Finding balance in empathetic leadership

Empathy is an essential component of being an effective manager. Here are a few ways to keep balance in mind while working toward effective, empathetic leadership.

Q: I am a manager of a Fortune 500 company and trying hard to balance being empathic with staff while making sure that the work gets done well and on time. Any suggestions?

Over the past three years, there’s been a renewed emphasis on empathy in management as a result of the COVID-19 pandemic. Managers needed to shift their paradigm and understand that many employees were encountering new challenges in the way they lived and worked, and understanding those challenges helped alter their approach to ensure the best outcomes for their teams amidst new challenges.

Being a manager is a juggling act of two things: getting work done and caring about how the work gets done. Empathy is an essential component of being an effective manager – connecting with others to understand how to help them bring their best efforts to the table is vital in any leadership role – but there needs to be a balance. Here are a few ways you can keep that balance in mind while working toward effective, empathetic leadership.

Evaluate your options from an empathetic place

As a manager, you have a broad understanding of your employees’ scope of work, and you can use that understanding to put what your employees need in the context of the work they must do – and the support you can offer them.

For example, if an employee is dealing with a suddenly ill child but has a report due to you that day, an empathetic leadership choice would be evaluating the work they’ve already done, how much of that report you actually need to complete your task, and who else might be available to assist this employee so they can take care of the issue in their personal life.

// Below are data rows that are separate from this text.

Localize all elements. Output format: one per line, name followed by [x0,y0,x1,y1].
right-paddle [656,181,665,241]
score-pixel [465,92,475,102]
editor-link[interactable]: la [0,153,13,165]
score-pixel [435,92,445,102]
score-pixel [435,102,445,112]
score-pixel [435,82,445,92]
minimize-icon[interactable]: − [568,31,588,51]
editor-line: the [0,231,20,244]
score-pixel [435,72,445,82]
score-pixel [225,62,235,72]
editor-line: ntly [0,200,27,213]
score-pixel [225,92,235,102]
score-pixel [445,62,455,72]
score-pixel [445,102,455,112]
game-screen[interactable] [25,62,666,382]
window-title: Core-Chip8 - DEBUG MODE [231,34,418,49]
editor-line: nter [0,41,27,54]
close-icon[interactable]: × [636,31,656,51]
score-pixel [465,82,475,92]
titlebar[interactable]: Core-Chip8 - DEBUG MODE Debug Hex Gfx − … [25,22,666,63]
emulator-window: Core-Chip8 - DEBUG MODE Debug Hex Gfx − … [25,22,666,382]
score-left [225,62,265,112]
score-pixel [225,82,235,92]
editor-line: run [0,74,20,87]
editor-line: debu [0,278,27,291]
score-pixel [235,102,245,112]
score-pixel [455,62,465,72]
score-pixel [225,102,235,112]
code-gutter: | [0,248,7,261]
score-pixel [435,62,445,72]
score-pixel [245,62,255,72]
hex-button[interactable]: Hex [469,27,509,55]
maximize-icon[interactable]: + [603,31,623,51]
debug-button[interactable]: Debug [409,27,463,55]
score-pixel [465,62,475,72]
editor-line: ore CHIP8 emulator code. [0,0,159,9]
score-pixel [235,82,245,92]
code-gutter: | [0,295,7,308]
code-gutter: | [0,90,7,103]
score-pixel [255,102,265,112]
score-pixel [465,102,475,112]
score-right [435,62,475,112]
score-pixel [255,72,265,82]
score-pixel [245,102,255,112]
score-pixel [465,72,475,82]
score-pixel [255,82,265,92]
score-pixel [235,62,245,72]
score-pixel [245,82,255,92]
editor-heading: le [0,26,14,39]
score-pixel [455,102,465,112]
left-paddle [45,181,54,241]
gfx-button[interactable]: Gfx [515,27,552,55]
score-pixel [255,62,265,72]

Management is about resource allocation, after all, and allocating the resources of time and support to employees should be a decision made from empathy. It’s likely never an all-or-nothing game; there’s always a grey area that you can find to empower your employees from a place of empathy while also getting the work done.

In the same vein, leaving your door open (literally or figuratively) to employee concerns is another important element of empathetic leadership. Hearing and understanding what employees really need to do their work well is a great way to be sure you can evaluate their work within the full context of what they need to do their jobs – and it ensures employees feel they can come to you with concerns or issues as they arise.

Understand your employees’ working environment

Lately, we’ve been seeing more and more organizations thinning out their workforce through layoffs and other restructuring measures. Not only are people being taxed at work as a result – they’re picking up the slack of those who have been laid off – but they’re also losing the capacity to think about and learn skills that build their careers. They’re too focused on the momentum of getting tasks done day-to-day that seeing the bigger picture isn’t a priority.

Working under those conditions is challenging for everyone, and it’s important to take the work environment into consideration when looking at how and where people on your team are struggling. Building opportunities for collaboration and cooperation has never been more important, and consistently evaluating what’s working and what’s not in that vein is one of the best things you can do to make sure your team is still able to support one another despite all the other pressures they may have to contend with.

Returning to the example from earlier – where an employee must take a day off to manage a sick child unexpectedly but has an unfinished report due to you that day – having a broad understanding of everything on your other employees’ plates can serve you well here. If you know not only who might be free to finish this report, but also who would be willing and able to do so to help their colleague, you’re able to approach that person trusting they have the emotional intelligence to want to support someone going through a difficult time. You can delegate this work to them knowing that you’ve built a team of people who genuinely want to support one another – which is, at its core, what great management is about.

Ultimately, being an empathetic leader is about making connections – both in aligning employees with resources and making sure they can support each other so they can do the best work possible. No one wants to rally around a manager that pits colleagues against one another, but demonstrating you’re committed to making sure everyone has the people and resources they need to do their best work will go a long way toward building a leadership model that focuses on getting good work done and on how that can best happen.